A team of scientists led by Dr. Anil Rustgi (UPenn) presents an innovative new model of esophageal cancer, which holds great promise as an experimental platform to investigate the etiology and possible treatment of this devastating disease.
"This model allows us to dissect the specific genetic alterations that are important in the initiation and progression of esophageal squamous cell cancer, which holds promise for sqamous cell cancers arising in other sites, such as the skin, lung, head and neck," explains Dr. Rustgi.
There are 2 main types of esophageal cancer: squamous cell carcinoma and adenocarcinoma. Esophageal squamous cell carcinoma (ESCC) is the third most common cancer of the digestive tract and the seventh leading cause of cancer-related deaths worldwide. It is a highly malignant cancer and generally carries a poor prognosis, owing to its predominantly late detection.
Dr. Rustigi and colleagues developed a tissue-engineered, organotypic 3D culture system of esophageal squamous cell cancer. They found that ESCC results from a combination of genetic mutations (namely, EGFR overexpression, hTERT activation and p53 mutation) as well as changes in the tumor microenvironment.

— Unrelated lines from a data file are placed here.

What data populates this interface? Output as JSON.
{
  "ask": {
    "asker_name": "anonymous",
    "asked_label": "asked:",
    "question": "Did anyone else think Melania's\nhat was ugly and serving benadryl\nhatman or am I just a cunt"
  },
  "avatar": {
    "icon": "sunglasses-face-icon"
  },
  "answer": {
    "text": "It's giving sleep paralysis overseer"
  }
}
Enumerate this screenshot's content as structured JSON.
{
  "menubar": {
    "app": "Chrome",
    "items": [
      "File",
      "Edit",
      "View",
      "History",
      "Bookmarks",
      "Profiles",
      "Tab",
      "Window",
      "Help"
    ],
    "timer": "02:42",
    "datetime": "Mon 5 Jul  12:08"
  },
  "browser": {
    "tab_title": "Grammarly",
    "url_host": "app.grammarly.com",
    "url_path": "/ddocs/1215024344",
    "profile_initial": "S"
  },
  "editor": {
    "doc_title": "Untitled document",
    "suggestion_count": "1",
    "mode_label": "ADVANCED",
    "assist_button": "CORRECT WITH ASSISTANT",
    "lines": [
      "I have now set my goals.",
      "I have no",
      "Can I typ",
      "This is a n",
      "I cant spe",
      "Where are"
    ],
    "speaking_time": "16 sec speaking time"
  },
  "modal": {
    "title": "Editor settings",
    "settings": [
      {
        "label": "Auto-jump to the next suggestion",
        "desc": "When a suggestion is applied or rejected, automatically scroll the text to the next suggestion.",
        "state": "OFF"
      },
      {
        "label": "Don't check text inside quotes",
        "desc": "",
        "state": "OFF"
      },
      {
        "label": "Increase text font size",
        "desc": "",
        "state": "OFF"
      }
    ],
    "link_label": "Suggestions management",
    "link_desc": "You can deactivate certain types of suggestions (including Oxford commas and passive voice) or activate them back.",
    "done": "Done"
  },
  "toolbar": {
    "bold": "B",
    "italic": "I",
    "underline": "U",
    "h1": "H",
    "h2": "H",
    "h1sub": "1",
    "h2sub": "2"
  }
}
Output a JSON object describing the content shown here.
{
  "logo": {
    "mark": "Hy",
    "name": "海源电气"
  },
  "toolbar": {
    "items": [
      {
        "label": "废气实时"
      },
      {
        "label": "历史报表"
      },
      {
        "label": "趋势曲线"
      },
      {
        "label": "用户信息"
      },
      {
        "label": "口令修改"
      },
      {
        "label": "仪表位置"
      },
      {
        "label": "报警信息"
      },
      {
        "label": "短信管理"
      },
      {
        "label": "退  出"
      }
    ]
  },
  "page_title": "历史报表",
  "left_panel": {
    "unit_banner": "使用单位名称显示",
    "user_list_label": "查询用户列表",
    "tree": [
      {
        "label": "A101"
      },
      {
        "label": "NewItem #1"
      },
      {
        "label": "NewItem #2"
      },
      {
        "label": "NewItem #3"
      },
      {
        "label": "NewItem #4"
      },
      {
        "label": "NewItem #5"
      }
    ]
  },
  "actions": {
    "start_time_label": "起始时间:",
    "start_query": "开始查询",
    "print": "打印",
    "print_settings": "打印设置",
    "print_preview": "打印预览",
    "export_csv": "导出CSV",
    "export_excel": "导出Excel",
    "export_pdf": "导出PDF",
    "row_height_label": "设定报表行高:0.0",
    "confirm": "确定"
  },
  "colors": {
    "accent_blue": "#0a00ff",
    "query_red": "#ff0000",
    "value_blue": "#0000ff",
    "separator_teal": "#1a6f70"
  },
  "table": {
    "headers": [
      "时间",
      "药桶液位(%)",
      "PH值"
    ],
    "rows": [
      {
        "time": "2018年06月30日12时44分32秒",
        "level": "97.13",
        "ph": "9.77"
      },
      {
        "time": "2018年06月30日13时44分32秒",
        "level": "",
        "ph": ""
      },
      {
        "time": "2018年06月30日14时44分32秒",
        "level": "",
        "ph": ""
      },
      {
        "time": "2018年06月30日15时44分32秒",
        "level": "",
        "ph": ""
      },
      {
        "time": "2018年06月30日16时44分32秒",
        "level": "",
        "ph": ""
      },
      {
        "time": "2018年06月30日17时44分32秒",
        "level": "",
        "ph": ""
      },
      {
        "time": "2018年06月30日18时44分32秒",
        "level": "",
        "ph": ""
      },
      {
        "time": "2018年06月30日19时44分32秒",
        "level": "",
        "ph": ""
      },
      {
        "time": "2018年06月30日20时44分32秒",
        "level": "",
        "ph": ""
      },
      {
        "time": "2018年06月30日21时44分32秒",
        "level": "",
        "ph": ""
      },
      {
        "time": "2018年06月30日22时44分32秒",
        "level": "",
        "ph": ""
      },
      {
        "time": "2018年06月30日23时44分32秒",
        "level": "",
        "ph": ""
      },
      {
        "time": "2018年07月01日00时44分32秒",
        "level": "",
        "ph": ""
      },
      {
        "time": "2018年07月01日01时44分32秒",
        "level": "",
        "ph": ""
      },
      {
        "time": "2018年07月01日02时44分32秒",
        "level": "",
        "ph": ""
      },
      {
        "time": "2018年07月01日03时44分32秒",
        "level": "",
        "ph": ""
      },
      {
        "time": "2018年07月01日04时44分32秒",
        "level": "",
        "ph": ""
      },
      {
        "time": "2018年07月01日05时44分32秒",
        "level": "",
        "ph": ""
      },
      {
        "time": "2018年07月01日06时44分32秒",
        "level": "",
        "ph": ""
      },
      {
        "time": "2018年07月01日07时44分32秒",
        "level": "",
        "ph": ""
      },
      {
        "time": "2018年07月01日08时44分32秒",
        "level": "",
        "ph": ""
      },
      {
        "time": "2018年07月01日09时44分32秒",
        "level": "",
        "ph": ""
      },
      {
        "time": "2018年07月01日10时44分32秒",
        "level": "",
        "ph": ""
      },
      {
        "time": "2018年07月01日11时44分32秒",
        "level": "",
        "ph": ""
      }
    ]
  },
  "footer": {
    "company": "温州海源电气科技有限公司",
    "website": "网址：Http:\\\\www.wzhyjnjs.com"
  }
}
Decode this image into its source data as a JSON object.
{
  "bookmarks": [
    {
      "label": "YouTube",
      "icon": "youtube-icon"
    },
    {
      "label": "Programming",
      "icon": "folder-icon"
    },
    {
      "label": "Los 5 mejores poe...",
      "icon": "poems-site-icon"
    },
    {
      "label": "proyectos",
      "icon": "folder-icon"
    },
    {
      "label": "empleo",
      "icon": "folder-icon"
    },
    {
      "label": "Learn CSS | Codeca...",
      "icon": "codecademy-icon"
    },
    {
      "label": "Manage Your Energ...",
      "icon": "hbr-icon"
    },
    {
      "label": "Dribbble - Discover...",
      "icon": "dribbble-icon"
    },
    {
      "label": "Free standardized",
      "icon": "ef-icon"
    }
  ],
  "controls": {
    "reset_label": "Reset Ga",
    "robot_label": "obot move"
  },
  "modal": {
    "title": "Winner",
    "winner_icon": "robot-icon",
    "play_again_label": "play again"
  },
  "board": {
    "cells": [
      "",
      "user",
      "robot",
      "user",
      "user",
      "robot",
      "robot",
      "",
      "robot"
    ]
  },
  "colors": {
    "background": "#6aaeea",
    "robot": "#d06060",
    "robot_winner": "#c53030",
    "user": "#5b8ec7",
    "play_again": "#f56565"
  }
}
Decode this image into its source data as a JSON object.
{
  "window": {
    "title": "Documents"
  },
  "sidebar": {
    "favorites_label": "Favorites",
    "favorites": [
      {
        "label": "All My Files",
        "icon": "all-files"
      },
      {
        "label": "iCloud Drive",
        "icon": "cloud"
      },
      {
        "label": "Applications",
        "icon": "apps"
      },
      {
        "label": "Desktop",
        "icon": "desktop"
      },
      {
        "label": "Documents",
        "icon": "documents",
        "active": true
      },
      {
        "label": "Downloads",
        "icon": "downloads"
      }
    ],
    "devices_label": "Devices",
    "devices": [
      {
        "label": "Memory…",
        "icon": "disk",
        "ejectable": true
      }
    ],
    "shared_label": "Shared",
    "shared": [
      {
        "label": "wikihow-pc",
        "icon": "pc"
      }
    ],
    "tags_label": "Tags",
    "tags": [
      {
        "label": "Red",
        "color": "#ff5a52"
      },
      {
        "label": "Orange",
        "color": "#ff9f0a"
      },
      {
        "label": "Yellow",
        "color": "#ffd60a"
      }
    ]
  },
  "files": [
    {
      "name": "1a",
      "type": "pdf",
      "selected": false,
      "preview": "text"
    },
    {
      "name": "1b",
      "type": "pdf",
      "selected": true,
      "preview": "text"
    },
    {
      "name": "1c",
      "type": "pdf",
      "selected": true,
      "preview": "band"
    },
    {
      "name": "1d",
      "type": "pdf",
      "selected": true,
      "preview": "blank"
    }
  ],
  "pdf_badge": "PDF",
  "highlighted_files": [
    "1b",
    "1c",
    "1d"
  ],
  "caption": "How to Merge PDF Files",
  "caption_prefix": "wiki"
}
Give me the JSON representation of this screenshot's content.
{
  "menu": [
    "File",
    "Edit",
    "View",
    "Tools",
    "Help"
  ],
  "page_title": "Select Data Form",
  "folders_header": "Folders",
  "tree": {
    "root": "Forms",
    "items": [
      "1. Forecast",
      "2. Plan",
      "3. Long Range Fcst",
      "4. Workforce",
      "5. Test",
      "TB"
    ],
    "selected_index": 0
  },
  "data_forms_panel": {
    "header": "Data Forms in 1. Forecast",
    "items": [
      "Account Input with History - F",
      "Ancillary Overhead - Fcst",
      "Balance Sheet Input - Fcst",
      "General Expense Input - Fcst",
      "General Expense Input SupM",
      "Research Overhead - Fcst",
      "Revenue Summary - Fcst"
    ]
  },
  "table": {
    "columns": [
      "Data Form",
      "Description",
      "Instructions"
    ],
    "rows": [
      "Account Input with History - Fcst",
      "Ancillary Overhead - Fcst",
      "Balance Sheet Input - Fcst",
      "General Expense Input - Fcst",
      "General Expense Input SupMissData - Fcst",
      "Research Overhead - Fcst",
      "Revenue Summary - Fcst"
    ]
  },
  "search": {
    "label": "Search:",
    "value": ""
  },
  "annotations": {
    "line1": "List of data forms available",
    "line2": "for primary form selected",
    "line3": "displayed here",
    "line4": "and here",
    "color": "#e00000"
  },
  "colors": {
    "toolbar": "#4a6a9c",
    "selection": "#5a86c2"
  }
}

Dr. Rustgi emphasizes that "we have found that altering the stromal fibroblasts can influence the extent of tumor cell migration and invasion. Thus, previously underappreciated, it is the interplay of tumor cells and fibroblasts that has great meaning on how cancer arises and progresses."
This research is detailed in the November 1st issue of Genes & Development.
Materials provided by Cold Spring Harbor Laboratory. Note: Content may be edited for style and length.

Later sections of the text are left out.